Comunidade rural, com uma estrutura sócio-económica constituída por pequenos agricultores em terras próprias ou arrendadas. Podemos ainda incluir os assalariados, de forma temporária, e os que cultivavam as terras de meias (produto obtido dividido em partes iguais para o dono e para si) ou de terças (ficando duas partes para o dono da terra e uma para o cultivador).
Da terra tudo provinha: o trabalho, o descanso, o sustento, a harmonia, a inquietação, as rivalidades, os interesses, os desentendimentos familiares… porque todos eram camponeses ou pastores, sendo a agricultura e a pastorícia as únicas actividades económicas existentes na década de cinquenta.
As duas margens da ribeira, em pequenas parcelas de terreno, eram escrupulosamente cultivadas e todas as primaveras se vestiam de tonalidades de verde, de acordo com a sementeira da batata, do milho, do feijão e das courelas das couves e dos nabos… a ribeira, ladeada de amieiros, era a razão de ser daquela área de cultivo por excelência. Abastecia os poços de engenho que a maioria das fazendas (terrenos de cultivo) possuía, onde burros ou cavalos, à custa de consecutivas voltas circulares, faziam mover os alcatruzes que despejavam a água que, com algum saber, era conduzida, com um sacho, por sulcos cada vez mais estreitos de forma a irrigar toda a plantação. A rega era um trabalho agradável, refrescante por ser no tempo quente e por se fazer descalço…o pior era quando o animal parava por estar cansado ou tonto, se bem que andasse de cabeça tapada, e era preciso tocá-lo…normalmente éramos nós, os mais pequenos, que também tínhamos tarefas a desempenhar.
Feitas estas colheitas, os mesmos campos, num verde mais uniforme, serviam de pasta gem para os rebanhos no período de Inverno. E era lindo de ver aquelas manchas brancas e fofas calmamente espalhadas naquele tapete esverdeado! O Chão da Cruz, a Salgada, o Chão do Moinho, o Chão do Cano, o Chão da Ponte, o Chão da Nogueira e outros chãos produtivos à custa de um trabalho persistente e alheio aos rigores do tempo.

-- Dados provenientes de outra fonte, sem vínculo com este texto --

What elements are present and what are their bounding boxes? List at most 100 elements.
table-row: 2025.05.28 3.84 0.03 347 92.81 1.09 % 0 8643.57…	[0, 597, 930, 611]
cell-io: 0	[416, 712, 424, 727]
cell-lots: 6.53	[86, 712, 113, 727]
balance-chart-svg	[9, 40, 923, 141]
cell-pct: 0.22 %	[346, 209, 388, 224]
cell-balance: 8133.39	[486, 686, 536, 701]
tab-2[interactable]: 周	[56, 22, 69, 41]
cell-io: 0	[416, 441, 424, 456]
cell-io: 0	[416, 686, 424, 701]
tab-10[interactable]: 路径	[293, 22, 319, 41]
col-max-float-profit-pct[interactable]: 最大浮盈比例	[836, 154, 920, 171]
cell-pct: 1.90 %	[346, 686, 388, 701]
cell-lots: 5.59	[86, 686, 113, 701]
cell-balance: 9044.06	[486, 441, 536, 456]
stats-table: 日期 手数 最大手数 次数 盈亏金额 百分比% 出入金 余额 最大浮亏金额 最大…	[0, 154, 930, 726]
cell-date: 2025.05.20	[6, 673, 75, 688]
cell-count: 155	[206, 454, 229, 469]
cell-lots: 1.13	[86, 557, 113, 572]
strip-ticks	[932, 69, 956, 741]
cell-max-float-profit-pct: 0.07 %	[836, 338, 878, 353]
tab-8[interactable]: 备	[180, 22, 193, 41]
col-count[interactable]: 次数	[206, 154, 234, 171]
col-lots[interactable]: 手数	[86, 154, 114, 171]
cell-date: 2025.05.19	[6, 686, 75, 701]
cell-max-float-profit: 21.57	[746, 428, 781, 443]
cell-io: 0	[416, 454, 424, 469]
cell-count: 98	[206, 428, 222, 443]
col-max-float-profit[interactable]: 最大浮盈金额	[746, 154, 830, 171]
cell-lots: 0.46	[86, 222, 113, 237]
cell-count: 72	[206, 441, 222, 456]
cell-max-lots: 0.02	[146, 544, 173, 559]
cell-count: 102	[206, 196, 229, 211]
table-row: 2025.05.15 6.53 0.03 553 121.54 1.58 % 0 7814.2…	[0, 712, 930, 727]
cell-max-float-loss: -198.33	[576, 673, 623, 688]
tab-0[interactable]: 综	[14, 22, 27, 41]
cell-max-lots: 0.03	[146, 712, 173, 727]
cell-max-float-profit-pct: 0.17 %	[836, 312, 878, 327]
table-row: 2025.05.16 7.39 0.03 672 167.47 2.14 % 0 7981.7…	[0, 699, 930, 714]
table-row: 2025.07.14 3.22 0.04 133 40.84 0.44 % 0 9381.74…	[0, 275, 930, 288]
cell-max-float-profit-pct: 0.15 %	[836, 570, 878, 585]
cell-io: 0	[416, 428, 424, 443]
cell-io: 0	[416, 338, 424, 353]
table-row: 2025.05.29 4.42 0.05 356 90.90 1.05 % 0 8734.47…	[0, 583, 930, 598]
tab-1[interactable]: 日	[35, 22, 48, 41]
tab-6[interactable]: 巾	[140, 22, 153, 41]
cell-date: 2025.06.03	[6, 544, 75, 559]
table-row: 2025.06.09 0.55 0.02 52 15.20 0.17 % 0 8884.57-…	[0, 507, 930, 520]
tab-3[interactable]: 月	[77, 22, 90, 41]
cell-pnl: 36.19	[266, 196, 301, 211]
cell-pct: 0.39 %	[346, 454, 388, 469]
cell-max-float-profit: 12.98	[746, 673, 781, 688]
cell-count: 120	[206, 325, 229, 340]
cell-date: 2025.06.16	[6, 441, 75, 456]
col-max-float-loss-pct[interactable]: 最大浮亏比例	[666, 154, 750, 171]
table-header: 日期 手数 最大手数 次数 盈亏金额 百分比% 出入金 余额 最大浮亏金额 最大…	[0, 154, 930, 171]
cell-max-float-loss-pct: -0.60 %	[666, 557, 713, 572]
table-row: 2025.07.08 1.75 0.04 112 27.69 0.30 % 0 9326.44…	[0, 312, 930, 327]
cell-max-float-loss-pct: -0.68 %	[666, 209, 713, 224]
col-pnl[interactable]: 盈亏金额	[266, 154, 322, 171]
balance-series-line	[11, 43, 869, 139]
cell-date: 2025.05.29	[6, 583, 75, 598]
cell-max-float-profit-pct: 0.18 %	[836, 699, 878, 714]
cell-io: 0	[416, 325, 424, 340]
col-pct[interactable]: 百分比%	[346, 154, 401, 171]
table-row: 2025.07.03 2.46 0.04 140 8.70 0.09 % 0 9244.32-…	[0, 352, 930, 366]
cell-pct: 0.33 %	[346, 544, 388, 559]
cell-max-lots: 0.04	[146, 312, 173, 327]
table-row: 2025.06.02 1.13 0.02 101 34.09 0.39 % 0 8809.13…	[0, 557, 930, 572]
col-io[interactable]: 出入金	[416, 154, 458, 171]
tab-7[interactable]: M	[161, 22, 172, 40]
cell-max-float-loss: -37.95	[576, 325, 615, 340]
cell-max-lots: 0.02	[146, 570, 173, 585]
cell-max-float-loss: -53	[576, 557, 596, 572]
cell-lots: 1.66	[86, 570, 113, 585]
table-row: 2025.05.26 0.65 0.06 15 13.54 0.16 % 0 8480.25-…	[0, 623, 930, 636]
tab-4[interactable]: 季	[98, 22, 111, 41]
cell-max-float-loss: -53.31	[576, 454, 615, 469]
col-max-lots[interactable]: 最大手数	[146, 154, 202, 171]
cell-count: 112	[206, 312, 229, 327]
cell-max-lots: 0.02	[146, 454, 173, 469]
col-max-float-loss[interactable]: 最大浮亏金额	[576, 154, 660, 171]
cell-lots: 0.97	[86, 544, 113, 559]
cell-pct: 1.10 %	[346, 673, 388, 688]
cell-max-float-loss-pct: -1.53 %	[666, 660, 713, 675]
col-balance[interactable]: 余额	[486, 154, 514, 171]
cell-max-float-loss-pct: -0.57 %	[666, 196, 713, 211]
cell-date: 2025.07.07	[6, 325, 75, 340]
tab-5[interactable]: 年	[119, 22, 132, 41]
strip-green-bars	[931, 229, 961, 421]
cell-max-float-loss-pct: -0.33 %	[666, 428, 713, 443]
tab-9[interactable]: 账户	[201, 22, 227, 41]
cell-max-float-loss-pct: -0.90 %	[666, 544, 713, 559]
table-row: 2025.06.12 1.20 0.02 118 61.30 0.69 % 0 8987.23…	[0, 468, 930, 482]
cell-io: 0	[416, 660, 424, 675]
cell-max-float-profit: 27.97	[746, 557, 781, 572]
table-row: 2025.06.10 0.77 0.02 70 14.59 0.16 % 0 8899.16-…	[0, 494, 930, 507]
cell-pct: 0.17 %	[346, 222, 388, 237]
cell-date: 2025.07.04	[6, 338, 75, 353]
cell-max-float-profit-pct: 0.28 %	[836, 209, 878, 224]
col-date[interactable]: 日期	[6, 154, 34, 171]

Havia ainda, numa zona sobranceira à aldeia, perdidos entre pinhais densos e abundantes, outros pequenos campos de cultivo que subsistiam graças a nascentes cuja água se deixava acumular para ser utilizada periodicamente. Era comum ouvir dizer: “fui deitar a água à Ladeira, às Poças, ao Cabecinho, ao Chão do Poço, ao S.Martinho ao Chão da Cancela…
Tratava-se de uma agricultura de subsistência da qual, em anos mais produtivos, a venda da batata poderia reverter em algum rendimento. Convinha, para tal, que a semente fosse nova e, de preferência, vinda de Montalegre como se dizia.
A área florestal, constituída essencialmente por pinheiro bravo, era a perder de vista. Os madeireiros e os resineiros sabiam localizar o Pendão,o Moirelo, o Vale de Grou e as Alvagadas. E, quando era necessário fazer a contagem das bicas (pinheiros sangrados para extrair resina) ou apanhar míscaros (espécie de cogumelo), havia algumas precauções a tomar relacionadas com a distância, o isolamento, a desorientação e o anoitecer precoce naquelas paragens.
A produção de queijo constituía, em pequena escala, uma fonte de receita proveniente dos mercados de Celorico da Beira e Fornos de Algodres onde os queijeiros (compradores de queijo) conseguiam negociar, a seu jeito, o resultado de uma labuta árdua e artesanal. Curiosamente, o queijo não fazia parte dos hábitos alimentares de então: quem o tinha vendia-o; quem o não tinha, não o comprava…só o cheiro intenso perdurava…
Excepcionalmente, em dias assinalados, como a Páscoa ou aquando de alguma visita vinda de fora, se comeria ou daria a comer, duro, bem duro para render mais…
_ «Ó mãe, pão com queijo é tão bom!
_ Comeste, meu filho?
_ Não, mas vi comer!
Mas, o soro (parte aquosa que se separa do leite depois de coalhado), fervido numa caldeira em cima da trempe, sobre o lume, era uma delícia! Isso sim, fazia parte da alimentação e, com uns pedaços de pão e umas colheres de açúcar, era uma refeição completa.